SS Heddernheim had been delayed by bad weather on her journey from Narvik to Germany. She was skirting the edge of Norwegian territorial waters for the past three days, ducking between islands, shoals and rocks to give some protection against British blockaders while also chasing clouds and squalls to hide from the active Coastal Command patrols. The journey had been fairly monotonous.

It would have continued to be boring but a British mine that had been laid five miles outside of Norwegian waters broke free of its anchor chain. The current took her and three other freed mines towards the Leads. The three compatriots washed up on shore but this last mine laid by a destroyer in late January drifted along. Twenty five miles from its placement point, the mine bumped against Heddernheim's hull. Three horns were pressed and four hundred pounds of high explosives detonated, blowing a thirty five foot hole in her hull.
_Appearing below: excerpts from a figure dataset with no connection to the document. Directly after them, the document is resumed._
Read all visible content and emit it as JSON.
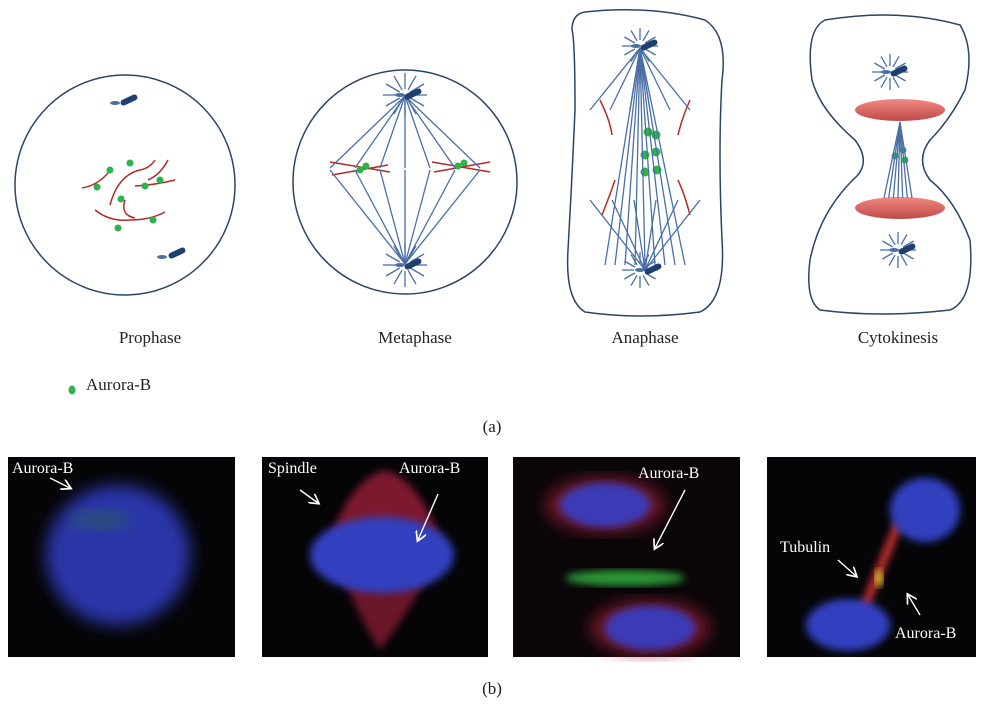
{
  "panel_a": {
    "stages": [
      "Prophase",
      "Metaphase",
      "Anaphase",
      "Cytokinesis"
    ],
    "legend": "Aurora-B",
    "label": "(a)"
  },
  "panel_b": {
    "images": [
      {
        "labels": [
          "Aurora-B"
        ]
      },
      {
        "labels": [
          "Spindle",
          "Aurora-B"
        ]
      },
      {
        "labels": [
          "Aurora-B"
        ]
      },
      {
        "labels": [
          "Tubulin",
          "Aurora-B"
        ]
      }
    ],
    "label": "(b)"
  }
}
Ten sailors were killed almost instantly. The rest scrambled to contain the damage. The captain slowed the ship and made for the nearest piece of land, beaching his ship and allowing the rest of his crew to escape safely. Within an hour, a radio message had been transcribed at the Kreigsmarine headquarters. It appeared the British were getting aggressive in their actions against the critical Narvik trade.
 
Story 0096 February 16 1940
February 16, 1940 Camp Coëtquidan, Brittany France

Almost twenty thousand well armed and uniformed men stood ready for inspection. The emigres and new recruits had completed their basic physical training the day before and they were being honored for being ready to join their new units. Each men was uniformed, each rifleman had a MAS-36 rifle, and the artillery group had finally received their guns from America. They were lighter guns than a comparable French division would have as there was no howitzer regiment; instead an additional 75-mm gun regiment was added to the artillery group.

The commanding general and his staff were pleased with how the division was forming up. They were not ready for combat yet, but equipment was coming in almost on schedule, and the cadre that had escaped Poland after fighting the Germans were bringing the new recruits up to speed. Several senior officers were completing a staff monograph on the lessons of the Defensive War and how to fight the Germans that they would soon share with the rest of the Allies. The greatest lesson was flexibility was needed and not to be surprised when a German unit flanked a main position. Simple and obvious lessons, but important ones.
 
Story 0097 February 17 1940
February 17, 1940 Fortress Oscarburg

Obsert Erickson pulled his collar tight against his neck. The new orders he had received actually made sense. His command was primarily a training command for Norwegian coastal defense gunners but it was also the final defense for the capital. A cohort of almost four hundred gunners would be done with their classes over the next couple of months. Originally, they would all have been dispersed to the forward coastal defense batteries of other cities but the orders had changed. He was to keep seventy five men. Fifty men would directly reinforce the garrison. Twenty five men would be assistants to the instructors for the next cohort of recruits who were due to report to the fortress for initial training in the first week of April.